Guilheiro disse concordar com o sensei Hatiro Ogawa, que havia falado antes e afirmado que hoje é difícil até para os árbitros lidarem com as regras, porque elas não complicam só a vida do competidor e do treinador, mas o próprio judô. “Enquanto outros esportes buscam o lado mais objetivo e prático, estamos vendo um número cada vez maior de regras sujeitas à interpretação do árbitro. Como distinguir um falso ataque de um ataque efetivo? Em muitos casos a regra do judô hoje é dúbia.”

“A geração atual é analfabeta motora, em função dos hábitos modernos que levam os adolescentes a ficarem sentados o tempo todo.”

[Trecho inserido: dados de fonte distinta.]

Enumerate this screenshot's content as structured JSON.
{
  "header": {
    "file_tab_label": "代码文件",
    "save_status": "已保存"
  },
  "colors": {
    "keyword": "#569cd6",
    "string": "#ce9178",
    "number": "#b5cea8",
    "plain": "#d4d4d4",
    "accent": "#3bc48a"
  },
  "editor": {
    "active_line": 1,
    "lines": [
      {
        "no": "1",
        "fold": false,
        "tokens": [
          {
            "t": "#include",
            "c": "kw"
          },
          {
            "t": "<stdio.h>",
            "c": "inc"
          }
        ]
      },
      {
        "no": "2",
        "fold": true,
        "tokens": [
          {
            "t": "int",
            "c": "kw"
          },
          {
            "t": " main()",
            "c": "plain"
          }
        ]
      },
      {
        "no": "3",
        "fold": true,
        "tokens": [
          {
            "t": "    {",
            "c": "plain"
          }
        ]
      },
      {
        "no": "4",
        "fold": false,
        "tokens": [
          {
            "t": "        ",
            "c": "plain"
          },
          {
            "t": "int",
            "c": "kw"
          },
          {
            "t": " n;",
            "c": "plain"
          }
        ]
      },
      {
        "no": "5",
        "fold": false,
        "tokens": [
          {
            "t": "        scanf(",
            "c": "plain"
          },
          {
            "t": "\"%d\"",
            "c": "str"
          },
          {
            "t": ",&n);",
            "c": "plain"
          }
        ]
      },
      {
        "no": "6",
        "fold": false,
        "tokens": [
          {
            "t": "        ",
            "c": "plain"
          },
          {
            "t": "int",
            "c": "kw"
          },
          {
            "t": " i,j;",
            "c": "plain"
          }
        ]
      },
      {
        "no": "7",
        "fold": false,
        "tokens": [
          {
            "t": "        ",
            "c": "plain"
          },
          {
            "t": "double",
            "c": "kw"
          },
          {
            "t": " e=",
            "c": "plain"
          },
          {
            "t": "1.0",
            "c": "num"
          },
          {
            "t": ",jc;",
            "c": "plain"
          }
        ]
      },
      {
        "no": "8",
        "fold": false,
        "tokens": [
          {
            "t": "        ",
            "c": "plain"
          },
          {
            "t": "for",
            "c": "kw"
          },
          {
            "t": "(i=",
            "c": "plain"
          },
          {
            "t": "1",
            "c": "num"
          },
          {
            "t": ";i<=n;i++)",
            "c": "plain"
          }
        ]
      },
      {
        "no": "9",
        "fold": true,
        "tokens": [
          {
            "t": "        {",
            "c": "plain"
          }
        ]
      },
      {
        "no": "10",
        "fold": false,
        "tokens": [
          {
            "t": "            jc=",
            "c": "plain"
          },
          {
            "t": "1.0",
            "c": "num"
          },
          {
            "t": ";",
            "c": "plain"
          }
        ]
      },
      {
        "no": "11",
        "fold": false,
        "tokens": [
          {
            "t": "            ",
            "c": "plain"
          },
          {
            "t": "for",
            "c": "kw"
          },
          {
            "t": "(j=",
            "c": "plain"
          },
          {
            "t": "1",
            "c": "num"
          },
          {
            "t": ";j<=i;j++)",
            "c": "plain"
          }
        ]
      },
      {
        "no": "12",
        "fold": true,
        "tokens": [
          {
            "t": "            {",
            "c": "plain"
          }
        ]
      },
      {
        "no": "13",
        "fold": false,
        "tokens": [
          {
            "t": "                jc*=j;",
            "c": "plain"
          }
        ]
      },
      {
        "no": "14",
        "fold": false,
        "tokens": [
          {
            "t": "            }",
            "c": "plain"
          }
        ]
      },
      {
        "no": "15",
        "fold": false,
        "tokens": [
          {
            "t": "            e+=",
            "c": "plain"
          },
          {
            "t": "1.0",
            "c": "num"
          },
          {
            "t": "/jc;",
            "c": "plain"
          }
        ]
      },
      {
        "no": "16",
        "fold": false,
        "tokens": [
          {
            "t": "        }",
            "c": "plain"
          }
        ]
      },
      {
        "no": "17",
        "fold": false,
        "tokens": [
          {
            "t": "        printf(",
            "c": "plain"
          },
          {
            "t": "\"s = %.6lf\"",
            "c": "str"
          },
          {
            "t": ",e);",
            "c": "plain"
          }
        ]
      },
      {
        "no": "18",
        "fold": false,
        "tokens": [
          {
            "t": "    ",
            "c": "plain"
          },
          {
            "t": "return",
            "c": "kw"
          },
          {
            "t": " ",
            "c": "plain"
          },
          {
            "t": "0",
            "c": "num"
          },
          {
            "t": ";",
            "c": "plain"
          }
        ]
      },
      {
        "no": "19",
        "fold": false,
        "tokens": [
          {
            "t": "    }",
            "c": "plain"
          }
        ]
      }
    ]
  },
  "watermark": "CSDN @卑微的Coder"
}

Cansado de ver atletas preocupados não em buscar uma projeção, mas em buscar três shidôs para os adversários, Guilheiro desabafou: “Acho que esta é a raiz de todos os problemas do judô competitivo. Estamos vendo várias lutas terminadas em 40 segundos com três shidôs. A principal meta dos atletas deixou de ser o ippon, para ser os três shidôs. Os mais experientes sentem isso quando encaram judocas mais jovens, que já vêm escolados nessa prática”.

E contou que ele mesmo passou por essa situação: “Tive uma lesão grave, fiz quatro cirurgias e fiquei dois anos afastado. Quando voltei a competir a regra já tinha mudado várias vezes, tanto que no final da minha carreira eu acabei perdendo por três shidôs. Se o atleta faz uma entrada e o adversário dá um passe para o lado, já leva um shidô. É realmente o antijudô e uma forma de engessar a modalidade.”

Guilheiro tornou-se comentarista de judô a partir dos Jogos Rio 2016, e acha que o judô de hoje não é nada atrativo. “Como traduzir para um leigo o que está acontecendo? Quem assiste a uma luta de judô quer ver um ippon, assim como quem vai vai a uma luta de boxe fica atento aos nocautes, e assim por diante. Quantas lutas estão sendo definidas pela arbitragem? Então, quando nós estimulamos o judô com shidôs, nós não estamos estimulando o judô. Quantas vezes a regra é assimétrica pela forma como é aplicada?”

Joji Kimura cumprimenta Leandro Guilheiro © Isabela Lemos / fpjcom

E exemplificou que dificilmente um atleta que já tiver um wazari a seu favor será punido com um terceiro shidô, mesmo que se jogue no chão. “E isso aconteceu agora, na final do campeonato europeu”, acrescentou. “O mais alarmante é que nenhum atleta ou treinador consegue entender o que está acontecendo.”

Para Guilheiro, várias situações relativas à arbitragem deveriam ser repensadas. “Existe sim uma série de regras que são oportunas, principalmente aquelas que protegem a integridade do atleta. Mas outras engessaram a nossa modalidade.”

Aprendizado e estímulos

O grande problema que o judô enfrenta na atualidade é a falta de estímulo para os novos atletas aprenderem e praticarem o verdadeiro judô, na avaliação do medalhista olímpico. “Os atletas não têm incentivo para treinar e aprender a buscar o ippon; são incentivados a ganhar a luta rapidamente e a qualquer custo. Acho que isso está estragando o judô em todos os aspectos, tanto para o praticante quanto para o leigo que assiste às lutas e para a mídia e a indústria do entretenimento, como um todo, que vêm no judô um espetáculo.”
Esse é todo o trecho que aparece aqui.